Understanding FIRST and FOLLOW sets is crucial for parsing algorithms in computer science. These sets help determine the validity of input strings in context-free grammars. This guide explains how to calculate them step-by-step with practical examples.

What Are FIRST and FOLLOW Sets?

In formal grammar theory, FIRST and FOLLOW sets are used to predict the next possible symbols in a string during parsing. They help determine whether a string can be generated from a given grammar.

Key Concepts:

FIRST(X) - The set of terminals that begin the strings derived from symbol X.
FOLLOW(X) - The set of terminals that can appear immediately after symbol X in any sentential form.

These sets are essential for constructing parsing tables in top-down parsers like LL(1) parsers.
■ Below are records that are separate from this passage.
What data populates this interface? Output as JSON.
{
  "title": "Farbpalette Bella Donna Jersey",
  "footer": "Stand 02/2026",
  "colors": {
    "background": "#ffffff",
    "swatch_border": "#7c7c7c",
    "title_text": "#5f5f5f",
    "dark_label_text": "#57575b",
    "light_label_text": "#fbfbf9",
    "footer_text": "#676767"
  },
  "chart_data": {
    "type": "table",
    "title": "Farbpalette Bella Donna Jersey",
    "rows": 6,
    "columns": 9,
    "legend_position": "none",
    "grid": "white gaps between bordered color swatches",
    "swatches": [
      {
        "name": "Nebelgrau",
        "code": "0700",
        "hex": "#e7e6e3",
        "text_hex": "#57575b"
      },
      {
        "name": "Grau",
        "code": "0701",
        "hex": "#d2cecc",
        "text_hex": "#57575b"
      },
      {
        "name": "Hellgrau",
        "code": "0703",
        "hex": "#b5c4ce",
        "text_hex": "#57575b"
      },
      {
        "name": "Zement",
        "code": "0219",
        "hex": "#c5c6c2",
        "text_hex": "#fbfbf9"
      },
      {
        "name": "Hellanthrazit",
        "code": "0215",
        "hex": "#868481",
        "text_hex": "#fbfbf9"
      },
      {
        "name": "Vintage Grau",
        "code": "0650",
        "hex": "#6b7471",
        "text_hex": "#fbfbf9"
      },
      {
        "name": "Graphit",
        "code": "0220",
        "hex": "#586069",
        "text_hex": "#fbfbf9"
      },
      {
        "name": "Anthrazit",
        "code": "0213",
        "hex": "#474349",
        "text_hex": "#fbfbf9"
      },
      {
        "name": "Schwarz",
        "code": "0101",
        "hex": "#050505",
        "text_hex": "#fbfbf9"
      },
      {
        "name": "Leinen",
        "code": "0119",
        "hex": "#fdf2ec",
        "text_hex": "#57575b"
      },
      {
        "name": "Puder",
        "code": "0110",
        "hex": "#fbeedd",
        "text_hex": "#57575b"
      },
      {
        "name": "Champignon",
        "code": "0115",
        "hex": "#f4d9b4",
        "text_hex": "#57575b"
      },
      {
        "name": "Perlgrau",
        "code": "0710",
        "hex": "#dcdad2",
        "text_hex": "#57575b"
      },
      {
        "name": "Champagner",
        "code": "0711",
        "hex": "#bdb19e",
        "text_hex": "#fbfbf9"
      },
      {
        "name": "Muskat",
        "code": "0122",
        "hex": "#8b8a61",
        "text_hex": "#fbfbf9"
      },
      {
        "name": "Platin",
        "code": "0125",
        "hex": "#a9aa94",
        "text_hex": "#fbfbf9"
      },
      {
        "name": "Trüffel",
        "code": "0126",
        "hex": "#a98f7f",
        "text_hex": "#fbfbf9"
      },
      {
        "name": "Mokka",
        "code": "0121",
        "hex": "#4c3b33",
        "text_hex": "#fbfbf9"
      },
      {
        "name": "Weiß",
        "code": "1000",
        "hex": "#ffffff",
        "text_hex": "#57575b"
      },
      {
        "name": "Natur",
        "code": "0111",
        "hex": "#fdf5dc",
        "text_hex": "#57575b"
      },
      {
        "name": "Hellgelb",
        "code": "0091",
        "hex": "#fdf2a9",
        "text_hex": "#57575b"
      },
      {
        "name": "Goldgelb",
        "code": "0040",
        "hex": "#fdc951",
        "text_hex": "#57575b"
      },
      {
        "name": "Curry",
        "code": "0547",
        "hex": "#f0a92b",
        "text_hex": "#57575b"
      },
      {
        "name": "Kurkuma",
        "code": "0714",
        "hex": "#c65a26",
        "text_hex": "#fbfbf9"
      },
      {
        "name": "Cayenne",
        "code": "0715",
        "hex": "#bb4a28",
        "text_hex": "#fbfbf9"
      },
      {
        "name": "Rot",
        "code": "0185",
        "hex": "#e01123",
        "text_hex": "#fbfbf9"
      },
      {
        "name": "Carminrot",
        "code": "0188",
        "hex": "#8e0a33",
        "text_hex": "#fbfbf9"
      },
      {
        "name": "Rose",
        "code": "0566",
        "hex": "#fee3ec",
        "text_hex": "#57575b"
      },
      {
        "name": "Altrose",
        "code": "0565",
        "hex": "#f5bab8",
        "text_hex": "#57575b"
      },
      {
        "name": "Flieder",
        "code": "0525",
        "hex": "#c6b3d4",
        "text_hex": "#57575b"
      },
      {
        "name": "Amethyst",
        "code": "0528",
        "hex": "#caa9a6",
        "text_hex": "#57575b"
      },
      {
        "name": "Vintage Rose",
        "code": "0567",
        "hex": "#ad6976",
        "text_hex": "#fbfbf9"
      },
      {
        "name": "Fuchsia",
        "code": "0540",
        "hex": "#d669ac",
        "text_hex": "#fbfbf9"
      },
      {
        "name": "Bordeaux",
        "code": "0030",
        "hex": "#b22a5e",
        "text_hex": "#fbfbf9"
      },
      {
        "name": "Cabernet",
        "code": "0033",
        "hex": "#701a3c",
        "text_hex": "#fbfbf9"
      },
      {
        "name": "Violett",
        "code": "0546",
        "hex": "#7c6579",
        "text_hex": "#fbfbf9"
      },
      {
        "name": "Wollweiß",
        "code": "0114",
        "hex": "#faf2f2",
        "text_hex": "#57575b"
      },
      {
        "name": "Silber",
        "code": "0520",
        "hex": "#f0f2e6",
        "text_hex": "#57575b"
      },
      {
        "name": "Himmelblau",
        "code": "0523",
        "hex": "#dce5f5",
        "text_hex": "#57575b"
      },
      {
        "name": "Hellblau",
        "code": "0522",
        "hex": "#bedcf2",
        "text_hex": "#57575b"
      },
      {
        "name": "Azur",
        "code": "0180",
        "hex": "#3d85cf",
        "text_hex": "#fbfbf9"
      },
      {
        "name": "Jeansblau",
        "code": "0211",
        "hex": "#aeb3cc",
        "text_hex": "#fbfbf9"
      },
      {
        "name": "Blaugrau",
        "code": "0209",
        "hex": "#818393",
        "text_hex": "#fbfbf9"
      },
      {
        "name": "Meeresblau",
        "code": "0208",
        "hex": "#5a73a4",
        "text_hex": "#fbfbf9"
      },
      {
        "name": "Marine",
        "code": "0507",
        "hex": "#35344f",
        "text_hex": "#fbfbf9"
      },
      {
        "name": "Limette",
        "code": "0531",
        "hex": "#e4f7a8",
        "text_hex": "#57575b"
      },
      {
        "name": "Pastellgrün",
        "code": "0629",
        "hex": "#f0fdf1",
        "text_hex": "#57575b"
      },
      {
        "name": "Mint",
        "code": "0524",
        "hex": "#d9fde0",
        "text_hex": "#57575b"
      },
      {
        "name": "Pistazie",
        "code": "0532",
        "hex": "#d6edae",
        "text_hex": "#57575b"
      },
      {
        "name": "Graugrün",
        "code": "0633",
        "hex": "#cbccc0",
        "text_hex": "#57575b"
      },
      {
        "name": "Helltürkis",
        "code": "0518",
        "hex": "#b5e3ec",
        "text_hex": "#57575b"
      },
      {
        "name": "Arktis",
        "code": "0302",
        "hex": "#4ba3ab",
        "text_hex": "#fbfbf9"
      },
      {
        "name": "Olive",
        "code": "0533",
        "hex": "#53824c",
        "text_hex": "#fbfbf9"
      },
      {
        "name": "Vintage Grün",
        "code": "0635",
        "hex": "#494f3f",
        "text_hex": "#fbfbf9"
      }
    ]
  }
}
They help resolve ambiguities in the grammar and ensure correct parsing decisions.

Calculating FIRST Sets

The FIRST set for a symbol X is calculated as follows:

FIRST(X) = {a | X ⇒* a...}

Where a is a terminal symbol and X ⇒* a... means X derives a string starting with a.

Steps to Calculate FIRST Sets:

For each terminal symbol, FIRST(X) = {X}.
For each non-terminal symbol, apply the following rules:
- If X → a..., where a is a terminal, then add a to FIRST(X).
- If X → Y1Y2...Yk, then add FIRST(Y1) to FIRST(X), excluding ε (empty string).
- If all Yi can derive ε, then add ε to FIRST(X).
Repeat until no more changes occur.

This iterative process continues until the FIRST sets stabilize, meaning no new elements can be added to any FIRST set.

Calculating FOLLOW Sets

The FOLLOW set for a symbol X is calculated as follows:

FOLLOW(X) = {a | S ⇒* αXaβ, a ∈ Vt ∪ {ε}}

Where S is the start symbol, α and β are any strings of grammar symbols, and a is a terminal or ε.

Steps to Calculate FOLLOW Sets:

Initialize FOLLOW(S) = {$}, where $ is the end-of-input marker.
For each production rule A → αBβ:
- Add FIRST(β) to FOLLOW(B), excluding ε.
- If β can derive ε, add FOLLOW(A) to FOLLOW(B).
Repeat until no more changes occur.

This process continues until the FOLLOW sets stabilize, meaning no new elements can be added to any FOLLOW set.

Example Calculation

Consider the following grammar:

S → aB | bA

A → a | ε

B → b | ε

Calculating FIRST Sets:

Symbol	FIRST Set
S	{a, b}
A	{a, ε}
B	{b, ε}

Calculating FOLLOW Sets:

Symbol	FOLLOW Set
S	{$}
A	{$}
B	{$}

This example demonstrates how FIRST and FOLLOW sets are calculated for a simple grammar. The iterative process ensures all possible derivations are considered.

FAQ

What is the difference between FIRST and FOLLOW sets?: FIRST sets contain the terminals that can start strings derived from a symbol, while FOLLOW sets contain the terminals that can appear immediately after a symbol in any sentential form.
When is the empty string (ε) included in a FIRST set?: ε is included in FIRST(X) if X can derive the empty string, meaning it's optional in the grammar.
How are FIRST and FOLLOW sets used in parsing?: They are used to construct parsing tables for top-down parsers like LL(1), helping determine the next symbol to parse and ensuring correct parsing decisions.
Can FIRST and FOLLOW sets be calculated for ambiguous grammars?: Yes, but the sets may be larger and more complex due to the multiple possible derivations in ambiguous grammars.
What happens if a grammar contains left recursion?: Left recursion can make FIRST and FOLLOW sets harder to calculate, as it creates infinite loops in the derivation process.